大角豆は、7~9月が収穫の適期です。種まきから80日後くらい、花が咲いてから15~20日後に細く長いサヤが付きます。収穫が遅れると、固くなってしまうので、適期は逃さないようにしてください。三尺ササゲなら、サヤの長さ30cmくらいが収穫の目安となります。収穫したら、密閉できる袋に入れて、冷蔵庫に入れておくと鮮度が保てますよ。

大角豆(ササゲ)の栽培で注意する病気や害虫は?

病気や害虫に強く、育てやすい植物ですが、雨が振った後は被害にあいやすくなります。注意するのはモザイク病とアブラムシです。いずれの病害虫も、株が蒸れると感染するので、株同士の間隔はしっかりと確保し、ツルの混み合っているところは適度に剪定をして風通しをよくしてください。
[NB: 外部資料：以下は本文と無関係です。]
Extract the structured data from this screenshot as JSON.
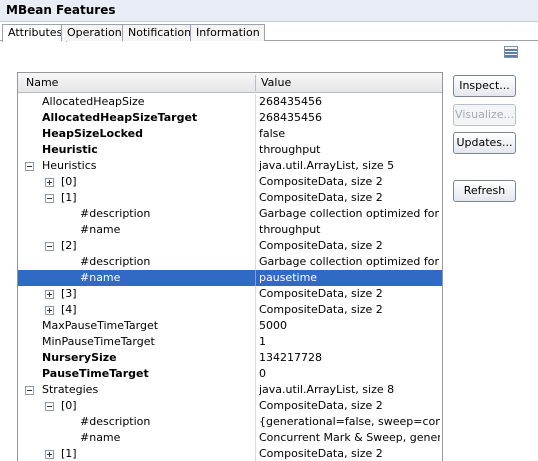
{
  "panel": {
    "title": "MBean Features"
  },
  "tabs": [
    "Attributes",
    "Operations",
    "Notifications",
    "Information"
  ],
  "table": {
    "columns": {
      "name": "Name",
      "value": "Value"
    },
    "rows": [
      {
        "name": "AllocatedHeapSize",
        "value": "268435456",
        "bold": false,
        "indent": 0,
        "twisty": ""
      },
      {
        "name": "AllocatedHeapSizeTarget",
        "value": "268435456",
        "bold": true,
        "indent": 0,
        "twisty": ""
      },
      {
        "name": "HeapSizeLocked",
        "value": "false",
        "bold": true,
        "indent": 0,
        "twisty": ""
      },
      {
        "name": "Heuristic",
        "value": "throughput",
        "bold": true,
        "indent": 0,
        "twisty": ""
      },
      {
        "name": "Heuristics",
        "value": "java.util.ArrayList, size 5",
        "bold": false,
        "indent": 0,
        "twisty": "minus"
      },
      {
        "name": "[0]",
        "value": "CompositeData, size 2",
        "bold": false,
        "indent": 1,
        "twisty": "plus"
      },
      {
        "name": "[1]",
        "value": "CompositeData, size 2",
        "bold": false,
        "indent": 1,
        "twisty": "minus"
      },
      {
        "name": "#description",
        "value": "Garbage collection optimized for th...",
        "bold": false,
        "indent": 2,
        "twisty": ""
      },
      {
        "name": "#name",
        "value": "throughput",
        "bold": false,
        "indent": 2,
        "twisty": ""
      },
      {
        "name": "[2]",
        "value": "CompositeData, size 2",
        "bold": false,
        "indent": 1,
        "twisty": "minus"
      },
      {
        "name": "#description",
        "value": "Garbage collection optimized for sh...",
        "bold": false,
        "indent": 2,
        "twisty": ""
      },
      {
        "name": "#name",
        "value": "pausetime",
        "bold": false,
        "indent": 2,
        "twisty": "",
        "selected": true
      },
      {
        "name": "[3]",
        "value": "CompositeData, size 2",
        "bold": false,
        "indent": 1,
        "twisty": "plus"
      },
      {
        "name": "[4]",
        "value": "CompositeData, size 2",
        "bold": false,
        "indent": 1,
        "twisty": "plus"
      },
      {
        "name": "MaxPauseTimeTarget",
        "value": "5000",
        "bold": false,
        "indent": 0,
        "twisty": ""
      },
      {
        "name": "MinPauseTimeTarget",
        "value": "1",
        "bold": false,
        "indent": 0,
        "twisty": ""
      },
      {
        "name": "NurserySize",
        "value": "134217728",
        "bold": true,
        "indent": 0,
        "twisty": ""
      },
      {
        "name": "PauseTimeTarget",
        "value": "0",
        "bold": true,
        "indent": 0,
        "twisty": ""
      },
      {
        "name": "Strategies",
        "value": "java.util.ArrayList, size 8",
        "bold": false,
        "indent": 0,
        "twisty": "minus"
      },
      {
        "name": "[0]",
        "value": "CompositeData, size 2",
        "bold": false,
        "indent": 1,
        "twisty": "minus"
      },
      {
        "name": "#description",
        "value": "{generational=false, sweep=conc...",
        "bold": false,
        "indent": 2,
        "twisty": ""
      },
      {
        "name": "#name",
        "value": "Concurrent Mark & Sweep, genera...",
        "bold": false,
        "indent": 2,
        "twisty": ""
      },
      {
        "name": "[1]",
        "value": "CompositeData, size 2",
        "bold": false,
        "indent": 1,
        "twisty": "plus"
      }
    ]
  },
  "buttons": {
    "inspect": "Inspect...",
    "visualize": "Visualize...",
    "updates": "Updates...",
    "refresh": "Refresh"
  },
  "icons": {
    "view_menu": "view-menu-icon"
  },
  "colors": {
    "selection": "#316ac5",
    "header_bg": "#e9eef6"
  }
}
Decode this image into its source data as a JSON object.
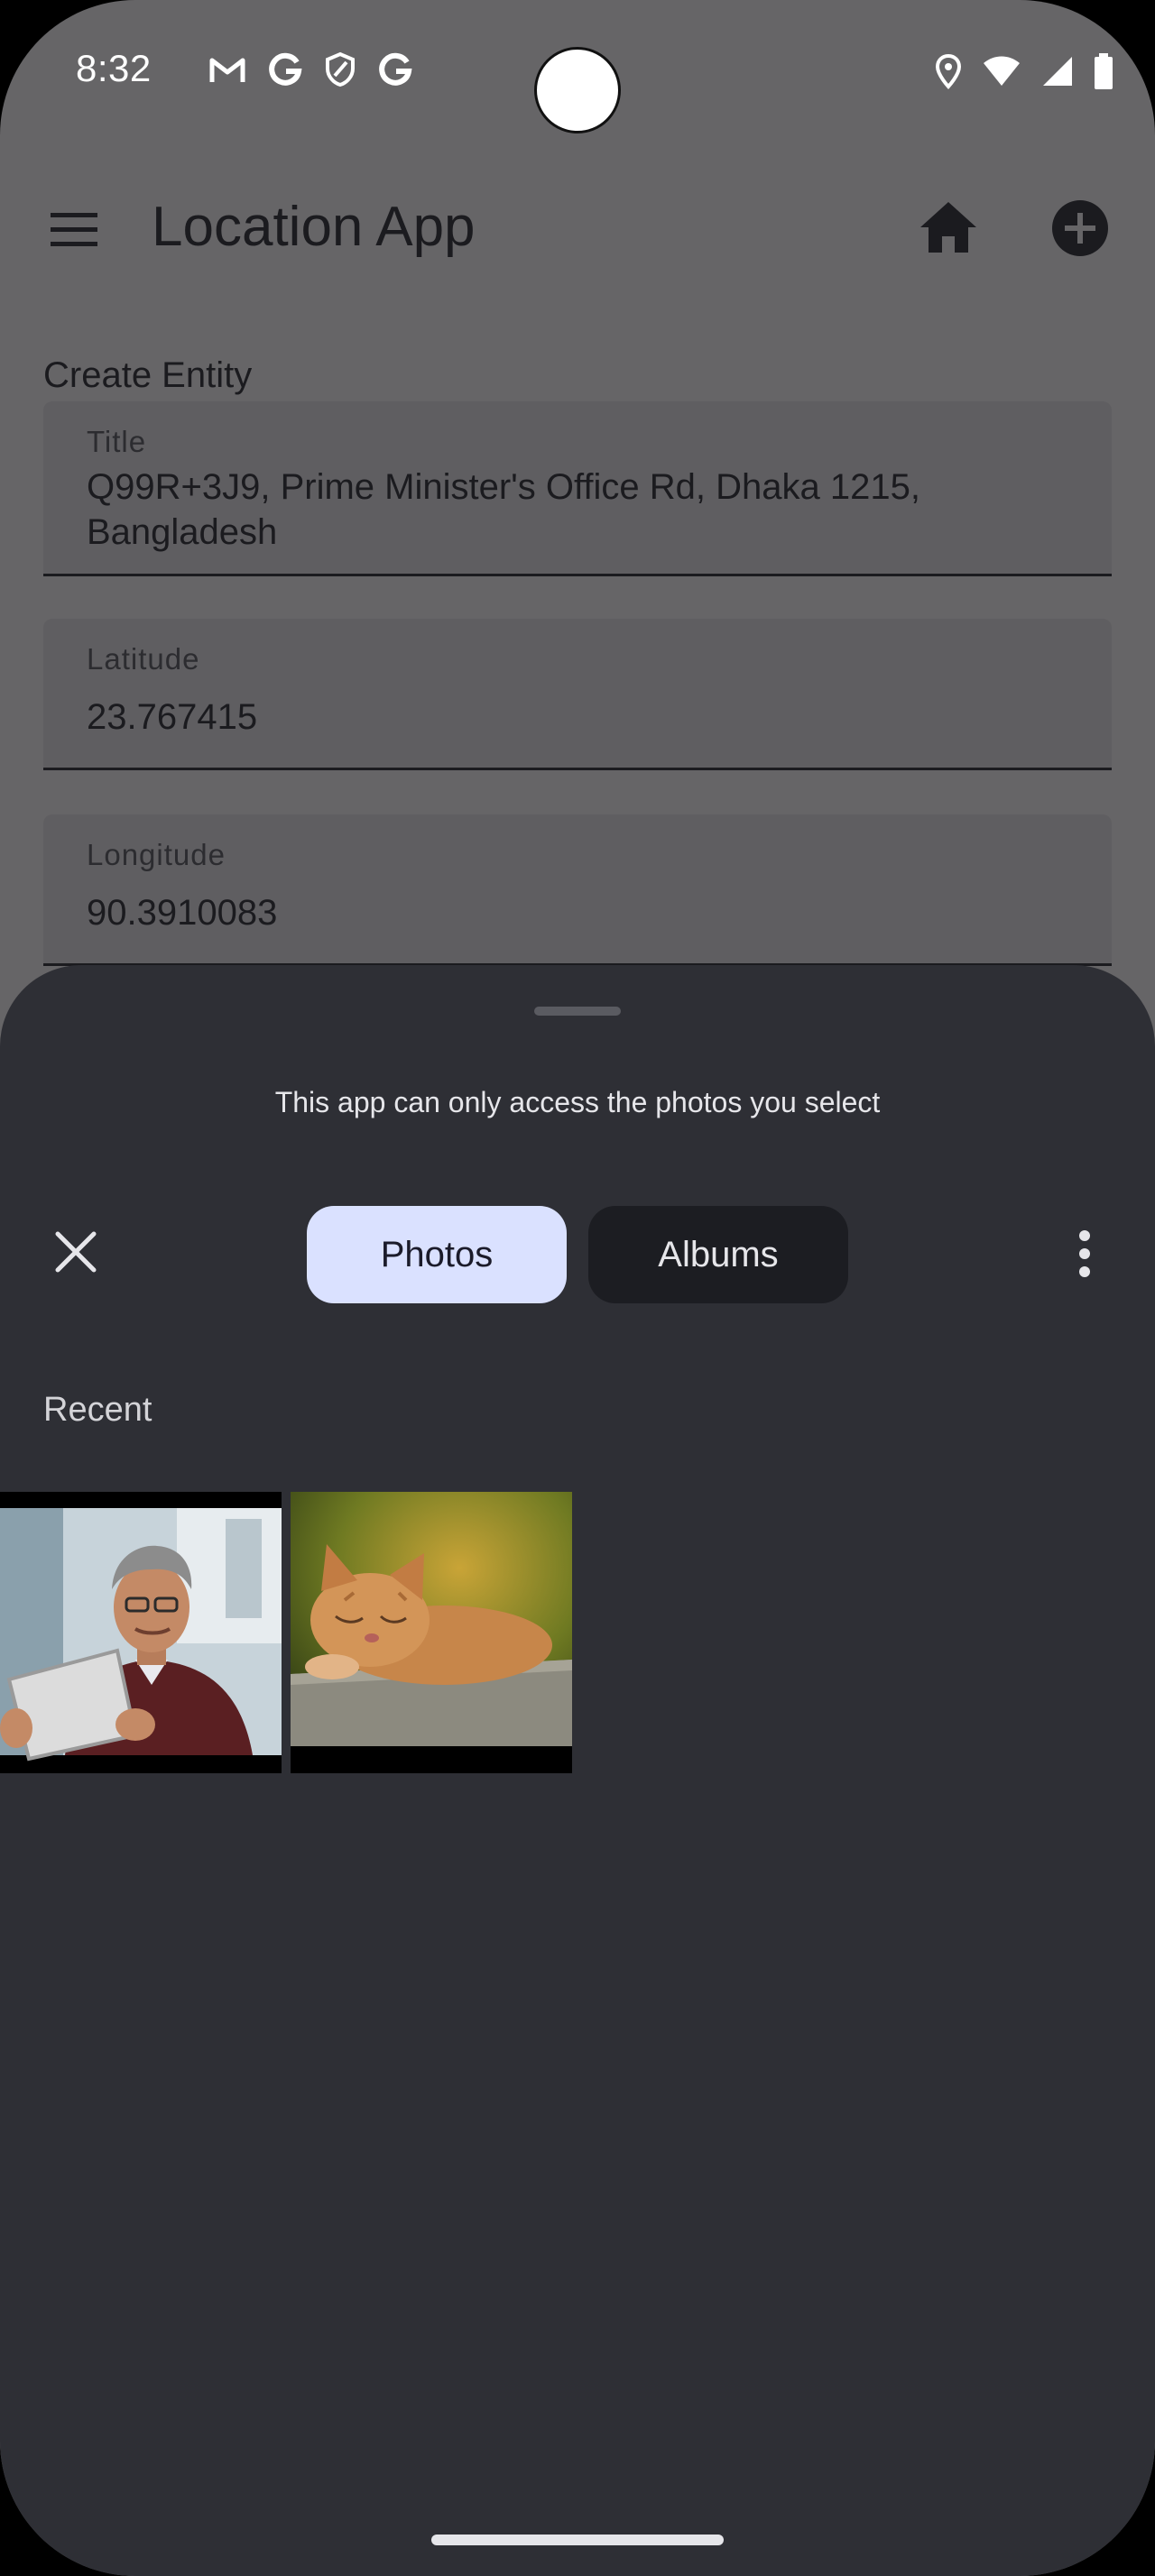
{
  "status_bar": {
    "time": "8:32",
    "left_icons": [
      "gmail-icon",
      "google-icon",
      "shield-icon",
      "google-icon"
    ],
    "right_icons": [
      "location-icon",
      "wifi-icon",
      "signal-icon",
      "battery-icon"
    ]
  },
  "app_bar": {
    "title": "Location App",
    "actions": [
      "menu-icon",
      "home-icon",
      "add-circle-icon"
    ]
  },
  "form": {
    "section_title": "Create Entity",
    "fields": [
      {
        "label": "Title",
        "value": "Q99R+3J9, Prime Minister's Office Rd, Dhaka 1215, Bangladesh"
      },
      {
        "label": "Latitude",
        "value": "23.767415"
      },
      {
        "label": "Longitude",
        "value": "90.3910083"
      }
    ]
  },
  "photo_picker": {
    "message": "This app can only access the photos you select",
    "tabs": [
      {
        "label": "Photos",
        "selected": true
      },
      {
        "label": "Albums",
        "selected": false
      }
    ],
    "section_label": "Recent",
    "photos": [
      {
        "subject": "man-with-tablet"
      },
      {
        "subject": "sleeping-cat"
      }
    ]
  },
  "colors": {
    "scrim_background": "#666567",
    "sheet_background": "#2e2f35",
    "selected_tab": "#dae1ff",
    "unselected_tab": "#1c1d22"
  }
}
被害にあったときは、専用の薬剤を散布して駆除していきます。

大角豆(ササゲ)のグリーンカーテンは夏におすすめ

ササゲ

大角豆は、葉っぱの蒸散作用によって気温を下げる効果はもちろんのこと、すだれのような見た目や、実が食べられることなど、栽培していると色々な楽しみ方があります。省エネルギー化によりグリーンカーテンはますます注目されていますが、何から育ててみようか迷っている人は、大角豆がおすすめですよ。